Limited evidence for a few POPs has been found in 30 studies. Enantioselective biotransformation of α-hexachlorocyclohexane (α-HCH), chlordane, dichlorodiphenyltrichloroethane (DDT), heptachlor, hexabromocyclododecane (HBCD), polychlorinated biphenyls (PCBs), and toxaphene, has been investigated using laboratory mammal, fish, bird, and worm models. Tissue and excreta distributions, as well as bioaccumulation and elimination kinetics after administration of racemate and pure enantiomers, have been analyzed in these studies. Changes in enantiomeric fractions have been considered as an indicator of enantioselective biotransformation of chiral POPs in most studies. Results of different laboratory animal models revealed that chiral POP biotransformation is seriously affected by chirality. Pronounced results of species-, tissue-, gender-, and individual-dependent differences are observed in in vivo biotransformation of chiral POPs. Enantioselective biotransformation of chiral POPs is dependent on enzyme amounts and activities. However, the role of cytochrome P450 in enantioselective biotransformation has not yet been confirmed.

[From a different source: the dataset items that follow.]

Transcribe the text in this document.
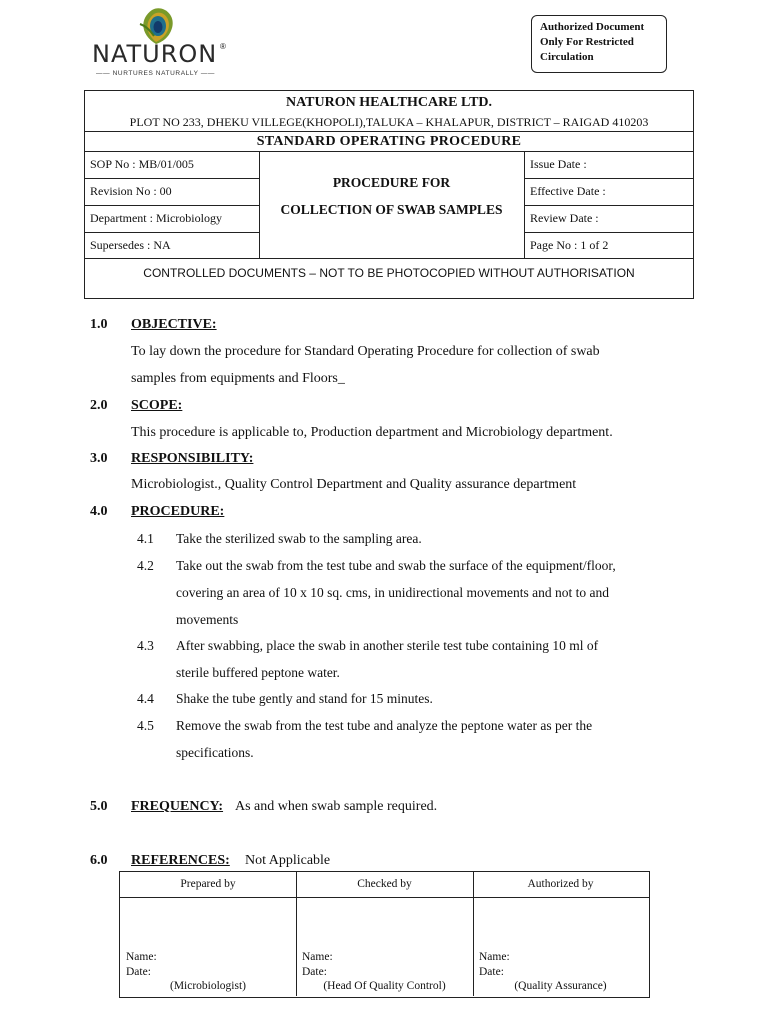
NATURON ®
—— NURTURES NATURALLY ——
Authorized Document
Only For Restricted
Circulation
NATURON HEALTHCARE LTD.
PLOT NO 233, DHEKU VILLEGE(KHOPOLI),TALUKA – KHALAPUR, DISTRICT – RAIGAD 410203
STANDARD OPERATING PROCEDURE
SOP No : MB/01/005
Revision No : 00
Department : Microbiology
Supersedes : NA
PROCEDURE FOR
COLLECTION OF SWAB SAMPLES
Issue Date :
Effective Date :
Review Date :
Page No : 1 of 2
CONTROLLED DOCUMENTS – NOT TO BE PHOTOCOPIED WITHOUT AUTHORISATION
1.0 OBJECTIVE:
To lay down the procedure for Standard Operating Procedure for collection of swab
samples from equipments and Floors_
2.0 SCOPE:
This procedure is applicable to, Production department and Microbiology department.
3.0 RESPONSIBILITY:
Microbiologist., Quality Control Department and Quality assurance department
4.0 PROCEDURE:
4.1 Take the sterilized swab to the sampling area.
4.2 Take out the swab from the test tube and swab the surface of the equipment/floor,
covering an area of 10 x 10 sq. cms, in unidirectional movements and not to and
movements
4.3 After swabbing, place the swab in another sterile test tube containing 10 ml of
sterile buffered peptone water.
4.4 Shake the tube gently and stand for 15 minutes.
4.5 Remove the swab from the test tube and analyze the peptone water as per the
specifications.
5.0 FREQUENCY: As and when swab sample required.
6.0 REFERENCES: Not Applicable
Prepared by
Name:
Date:
(Microbiologist)
Checked by
Name:
Date:
(Head Of Quality Control)
Authorized by
Name:
Date:
(Quality Assurance)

Currently available data on biotransformation of chiral POPs provide a preliminary understanding of the fate of chiral compounds in organisms. Further detailed studies of species-dependent biotransformation pathway and molecular mechanism in various animal models should be performed to comprehensively understand chiral POP biotransformation.
手性化合物的对映体在大多数生物介导过程中通常会发生对映选择性转化。由于手性持久性有机污染物(POPs)在环境中广泛分布,因此在生物转化过程中应仔细考虑对映体之间的差异,以获得准确的富集情况和特定的健康风险。本综述概述了《斯德哥尔摩公约》目前所指出的手性POPs及其手性代谢产物的体内生物转化情况。

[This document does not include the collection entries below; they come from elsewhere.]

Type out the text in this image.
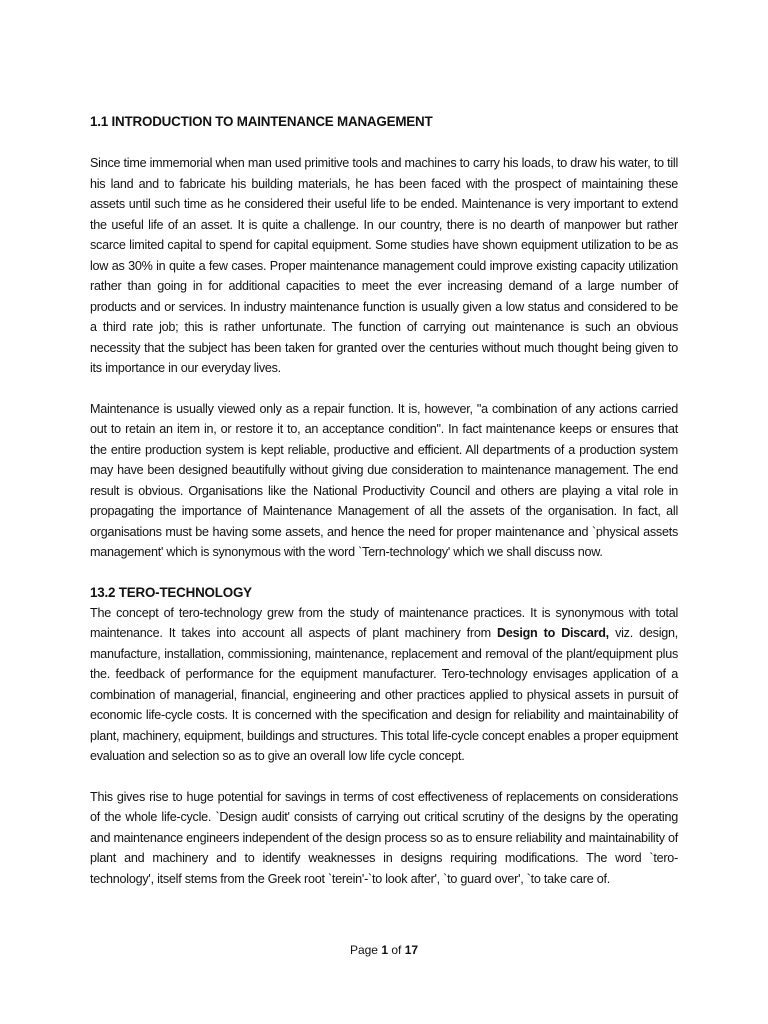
1.1 INTRODUCTION TO MAINTENANCE MANAGEMENT

Since time immemorial when man used primitive tools and machines to carry his loads, to draw his water, to till his land and to fabricate his building materials, he has been faced with the prospect of maintaining these assets until such time as he considered their useful life to be ended. Maintenance is very important to extend the useful life of an asset. It is quite a challenge. In our country, there is no dearth of manpower but rather scarce limited capital to spend for capital equipment. Some studies have shown equipment utilization to be as low as 30% in quite a few cases. Proper maintenance management could improve existing capacity utilization rather than going in for additional capacities to meet the ever increasing demand of a large number of products and or services. In industry maintenance function is usually given a low status and considered to be a third rate job; this is rather unfortunate. The function of carrying out maintenance is such an obvious necessity that the subject has been taken for granted over the centuries without much thought being given to its importance in our everyday lives.

Maintenance is usually viewed only as a repair function. It is, however, "a combination of any actions carried out to retain an item in, or restore it to, an acceptance condition". In fact maintenance keeps or ensures that the entire production system is kept reliable, productive and efficient. All departments of a production system may have been designed beautifully without giving due consideration to maintenance management. The end result is obvious. Organisations like the National Productivity Council and others are playing a vital role in propagating the importance of Maintenance Management of all the assets of the organisation. In fact, all organisations must be having some assets, and hence the need for proper maintenance and `physical assets management' which is synonymous with the word `Tern-technology' which we shall discuss now.

13.2 TERO-TECHNOLOGY

The concept of tero-technology grew from the study of maintenance practices. It is synonymous with total maintenance. It takes into account all aspects of plant machinery from Design to Discard, viz. design, manufacture, installation, commissioning, maintenance, replacement and removal of the plant/equipment plus the. feedback of performance for the equipment manufacturer. Tero-technology envisages application of a combination of managerial, financial, engineering and other practices applied to physical assets in pursuit of economic life-cycle costs. It is concerned with the specification and design for reliability and maintainability of plant, machinery, equipment, buildings and structures. This total life-cycle concept enables a proper equipment evaluation and selection so as to give an overall low life cycle concept.

This gives rise to huge potential for savings in terms of cost effectiveness of replacements on considerations of the whole life-cycle. `Design audit' consists of carrying out critical scrutiny of the designs by the operating and maintenance engineers independent of the design process so as to ensure reliability and maintainability of plant and machinery and to identify weaknesses in designs requiring modifications. The word `tero-technology', itself stems from the Greek root `terein'-`to look after', `to guard over', `to take care of.

Page 1 of 17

全面检索专注于该研究问题的同行评审期刊文章。制定了一套纳入和排除标准以识别相关研究。我们主要比较了在受控实验室条件下不同动物模型的结果,以显示对映体在不同转化潜力方面的差异。讨论了与对映选择性生物转化所涉及的酶(尤其是细胞色素P450,即CYP)的相互作用。提出了关于该问题的进一步研究领域。
在30项研究中发现了关于少数POPs的有限证据。已使用实验室哺乳动物、鱼类、鸟类和蠕虫模型研究了α-六氯环己烷(α-HCH)、氯丹、二氯二苯三氯乙烷(DDT)、七氯、六溴环十二烷(HBCD)、多氯联苯(PCBs)和毒杀芬的对映选择性生物转化。在这些研究中分析了外消旋体和纯对映体给药后的组织和排泄物分布以及生物累积和消除动力学。在大多数研究中,对映体分数的变化被视为手性POPs对映选择性生物转化的指标。不同实验室动物模型的结果表明,手性POPs的生物转化受到手性的严重影响。在手性POPs的体内生物转化中观察到了明显的物种、组织、性别和个体依赖性差异。手性POPs的对映选择性生物转化取决于酶的数量和活性。然而,细胞色素P450在对映选择性生物转化中的作用尚未得到证实。
目前关于手性POPs生物转化的现有数据提供了对手性化合物在生物体中命运的初步了解。应在各种动物模型中进一步详细研究物种依赖性生物转化途径和分子机制,以全面了解手性POPs的生物转化。